The trees had learned to speak English, but not very well.  The problem was scale.  A tree could learn at the same relative rate as a person, but just as they grew and lived and died on a massive timeline, so too did they gain new skills.  Jonny had ended up hauling a battery-operated speaker system up the mountain and playing language tutorial CD’s and later on novels read aloud, all at fast-forward.  The idea had been to get past the trees’ inbuilt perceptual slowness, and it had worked just well enough for hauling crates of CD’s and D-cells up the mountain to not to be a total waste of time.

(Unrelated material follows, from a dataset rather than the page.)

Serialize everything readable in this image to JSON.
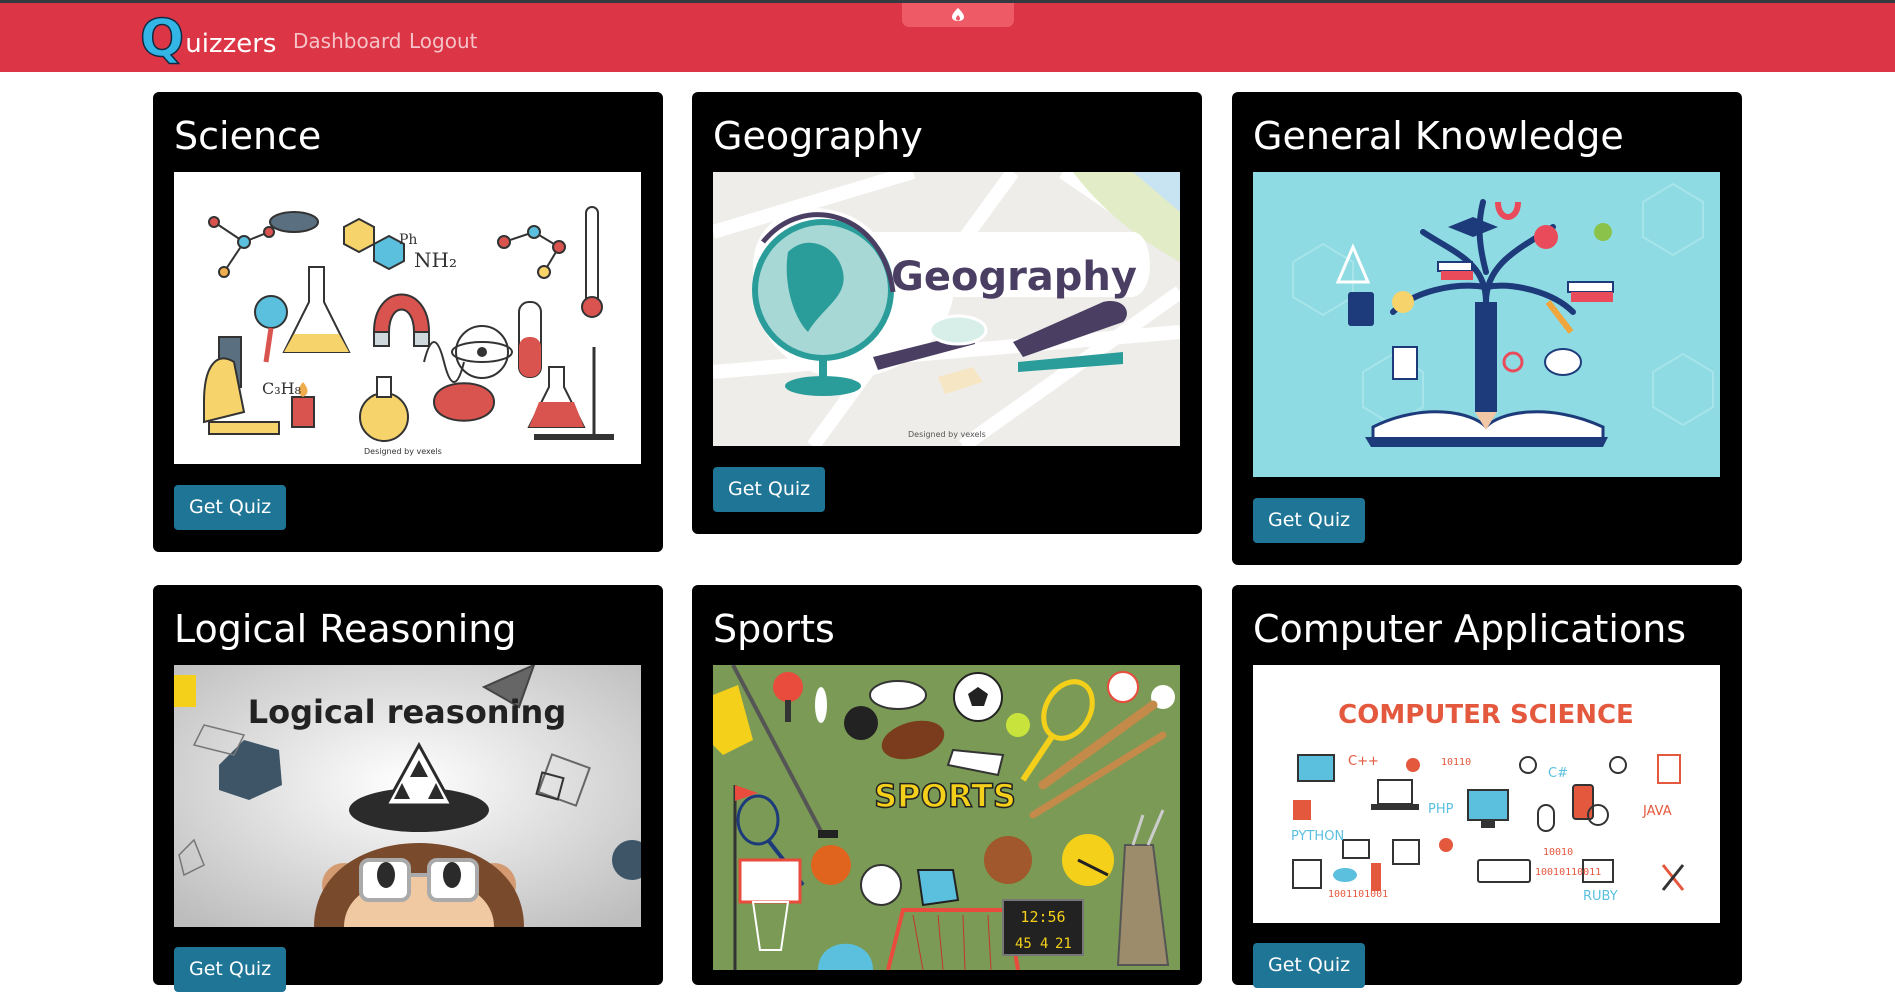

The upside was that he only had to teach one tree because of their predilection for filling each other in on everything as it happened.  At the edge of the bare granite mountaintop, really an even shorter offshoot of the Berkshires, on which The Outsider had been born stood the oldest tree in the forest.  It was an oak, and it would outlive the much younger upstart maples, spruces, birches, and pines despite its already tremendous age.  Thus if it could learn English with its gigantic timescale even by tree standards, any tree could.  Its root system reached halfway down the mountain, the better to extract nutrients from topsoil rather than trying to grow through the solid rock disk to which the ancient mountain had eroded.  It had an unsplit trunk rising straight into the sky, but was not intimidatingly tall.  The longest-lived trees, after all, are some of the smallest.  It had breadth however, as the mountaintop lacked the crowded canopy of the valley below.